There are basically two types of lens – a prime lens which has a fixed focal length or a zoom lens which can magnify the action. Though of course these basic types breakdown further to ultra and super zooms and wide angle lens – but at the root of it, they are all usually either zoom or prime.
While most novice photographers love the benefits of a zoom – there is much to recommend a prime lens. Firstly they usually handle chromatic aberration far better – it’s a lot more difficult to eliminate barrel distortion when your focal length varies. Secondly they are usually far lighter than their zoom counterparts – so camera shake is less of an issue. Thirdly they generally take sharper images as they usually have less lens elements. Finally – cost – a prime lens is usually (though not always) cheaper.
So why would you get a zoom when I’ve just told you the many great benefits of a fixed focal length – well what are you planning on shooting? Are you shooting wildlife or action sports – then you can’t go past a long lens telephoto zoom… Want a great ‘go anywhere’ lens? Then why not purchase one of the super zooms say an 18-200mm with image stabilisation built-in and you have a good all-rounder.
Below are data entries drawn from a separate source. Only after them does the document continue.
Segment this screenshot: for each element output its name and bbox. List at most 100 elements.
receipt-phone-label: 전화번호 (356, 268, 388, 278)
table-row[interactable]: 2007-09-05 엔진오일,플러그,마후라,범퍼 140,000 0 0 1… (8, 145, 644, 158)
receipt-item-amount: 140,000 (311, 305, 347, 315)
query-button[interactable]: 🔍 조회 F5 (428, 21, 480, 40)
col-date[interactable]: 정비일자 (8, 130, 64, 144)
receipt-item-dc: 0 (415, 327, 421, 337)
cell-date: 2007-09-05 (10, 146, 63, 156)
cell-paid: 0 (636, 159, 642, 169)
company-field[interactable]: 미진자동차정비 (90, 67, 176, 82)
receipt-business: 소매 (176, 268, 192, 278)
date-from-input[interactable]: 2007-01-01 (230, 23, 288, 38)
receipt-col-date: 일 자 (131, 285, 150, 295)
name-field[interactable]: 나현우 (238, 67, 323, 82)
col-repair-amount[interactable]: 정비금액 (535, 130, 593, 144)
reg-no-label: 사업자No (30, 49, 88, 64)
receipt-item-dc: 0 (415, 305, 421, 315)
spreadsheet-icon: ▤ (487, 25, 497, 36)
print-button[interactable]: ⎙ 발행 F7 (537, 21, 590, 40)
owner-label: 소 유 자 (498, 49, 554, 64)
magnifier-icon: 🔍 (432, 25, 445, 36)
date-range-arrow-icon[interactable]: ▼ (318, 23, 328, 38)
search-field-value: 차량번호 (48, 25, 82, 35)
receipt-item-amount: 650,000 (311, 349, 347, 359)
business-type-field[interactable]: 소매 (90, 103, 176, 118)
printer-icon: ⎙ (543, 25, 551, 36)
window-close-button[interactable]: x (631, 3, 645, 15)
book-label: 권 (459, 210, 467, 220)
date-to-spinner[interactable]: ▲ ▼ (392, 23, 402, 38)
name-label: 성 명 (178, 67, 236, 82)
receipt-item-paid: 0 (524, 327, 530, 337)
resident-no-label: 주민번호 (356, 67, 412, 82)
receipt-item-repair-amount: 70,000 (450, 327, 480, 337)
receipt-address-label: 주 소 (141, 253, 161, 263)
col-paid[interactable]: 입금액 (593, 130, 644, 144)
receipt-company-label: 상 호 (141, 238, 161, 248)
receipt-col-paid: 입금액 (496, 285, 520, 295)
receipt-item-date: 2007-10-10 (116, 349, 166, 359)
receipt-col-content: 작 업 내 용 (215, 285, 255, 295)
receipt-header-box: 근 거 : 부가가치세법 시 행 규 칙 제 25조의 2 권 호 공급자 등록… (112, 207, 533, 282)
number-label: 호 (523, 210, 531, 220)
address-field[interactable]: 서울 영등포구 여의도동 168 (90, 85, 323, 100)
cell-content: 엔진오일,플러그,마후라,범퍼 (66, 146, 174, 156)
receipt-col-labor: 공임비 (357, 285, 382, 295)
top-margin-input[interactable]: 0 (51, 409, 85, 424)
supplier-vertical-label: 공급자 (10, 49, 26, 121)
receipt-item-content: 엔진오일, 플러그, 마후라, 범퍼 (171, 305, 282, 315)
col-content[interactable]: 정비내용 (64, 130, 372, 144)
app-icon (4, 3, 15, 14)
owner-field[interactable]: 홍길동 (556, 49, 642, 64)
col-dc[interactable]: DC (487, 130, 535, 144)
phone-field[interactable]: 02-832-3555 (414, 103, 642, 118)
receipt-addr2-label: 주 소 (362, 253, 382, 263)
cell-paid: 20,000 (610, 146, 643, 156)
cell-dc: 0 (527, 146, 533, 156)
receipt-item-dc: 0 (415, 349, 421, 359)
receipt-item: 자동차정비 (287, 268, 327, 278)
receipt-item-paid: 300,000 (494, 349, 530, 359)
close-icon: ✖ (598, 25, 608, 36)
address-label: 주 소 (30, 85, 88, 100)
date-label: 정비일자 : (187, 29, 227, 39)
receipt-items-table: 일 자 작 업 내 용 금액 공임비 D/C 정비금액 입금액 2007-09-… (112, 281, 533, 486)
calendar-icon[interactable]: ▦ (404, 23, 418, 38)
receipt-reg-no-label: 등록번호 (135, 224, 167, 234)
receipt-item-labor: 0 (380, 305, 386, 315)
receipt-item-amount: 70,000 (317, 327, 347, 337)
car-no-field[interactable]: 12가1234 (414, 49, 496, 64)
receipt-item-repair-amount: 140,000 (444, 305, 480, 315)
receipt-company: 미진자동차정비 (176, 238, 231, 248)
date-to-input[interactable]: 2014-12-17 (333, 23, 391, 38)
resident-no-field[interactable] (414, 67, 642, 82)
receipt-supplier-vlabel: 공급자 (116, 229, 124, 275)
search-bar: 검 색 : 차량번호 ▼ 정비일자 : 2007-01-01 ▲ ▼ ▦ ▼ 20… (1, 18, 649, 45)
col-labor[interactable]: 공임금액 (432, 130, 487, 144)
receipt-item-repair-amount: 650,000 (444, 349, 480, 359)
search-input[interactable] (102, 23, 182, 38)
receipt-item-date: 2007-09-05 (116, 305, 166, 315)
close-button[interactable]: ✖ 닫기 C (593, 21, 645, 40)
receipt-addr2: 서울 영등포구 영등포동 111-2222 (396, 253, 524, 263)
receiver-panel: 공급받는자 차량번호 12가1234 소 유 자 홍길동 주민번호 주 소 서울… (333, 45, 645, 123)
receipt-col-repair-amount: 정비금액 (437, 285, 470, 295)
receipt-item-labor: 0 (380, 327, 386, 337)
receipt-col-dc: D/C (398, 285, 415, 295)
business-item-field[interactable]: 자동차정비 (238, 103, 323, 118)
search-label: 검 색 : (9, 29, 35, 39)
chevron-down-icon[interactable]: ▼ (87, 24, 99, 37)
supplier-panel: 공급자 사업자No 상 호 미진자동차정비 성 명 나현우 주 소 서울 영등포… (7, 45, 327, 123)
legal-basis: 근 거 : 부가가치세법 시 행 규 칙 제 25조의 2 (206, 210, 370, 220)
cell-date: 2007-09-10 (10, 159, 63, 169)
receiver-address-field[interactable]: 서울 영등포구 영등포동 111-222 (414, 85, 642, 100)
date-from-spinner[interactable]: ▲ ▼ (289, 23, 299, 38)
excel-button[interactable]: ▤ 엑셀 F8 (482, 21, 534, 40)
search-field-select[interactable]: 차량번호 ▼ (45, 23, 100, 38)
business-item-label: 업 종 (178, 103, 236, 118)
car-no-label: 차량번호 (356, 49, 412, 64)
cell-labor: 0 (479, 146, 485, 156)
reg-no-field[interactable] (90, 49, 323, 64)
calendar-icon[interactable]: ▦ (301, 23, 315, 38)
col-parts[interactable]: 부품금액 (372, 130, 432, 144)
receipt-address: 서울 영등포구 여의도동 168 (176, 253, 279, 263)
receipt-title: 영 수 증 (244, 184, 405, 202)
Are you planning on shooting a lot of flora or insect life? Or maybe you are a scientific photographer… Then you’ll need a macro lens in your kit so you are able to capture the minute detail of small subjects. A true macro lens is able to reproduce its subject at life-size or better magnification.
Tilt & Shift Lens
Unless you’re planning a career in architectural photography, you probably won’t find the necessity for a tilt and shift lens, which allows you to manually control the axis of a lens to distort the perspective. Best use – straightening up building edges when shooting from the street…
Wide Angle Lens
If you love taking portrait shots or you can’t go past a picturesque landscape without wanting to snap off a shot, then a wide angle lens is a good investment as it allows for better perspective and a wider field of vision – so portraits don’t suffer from exaggerated features and landscapes can fit within the frame.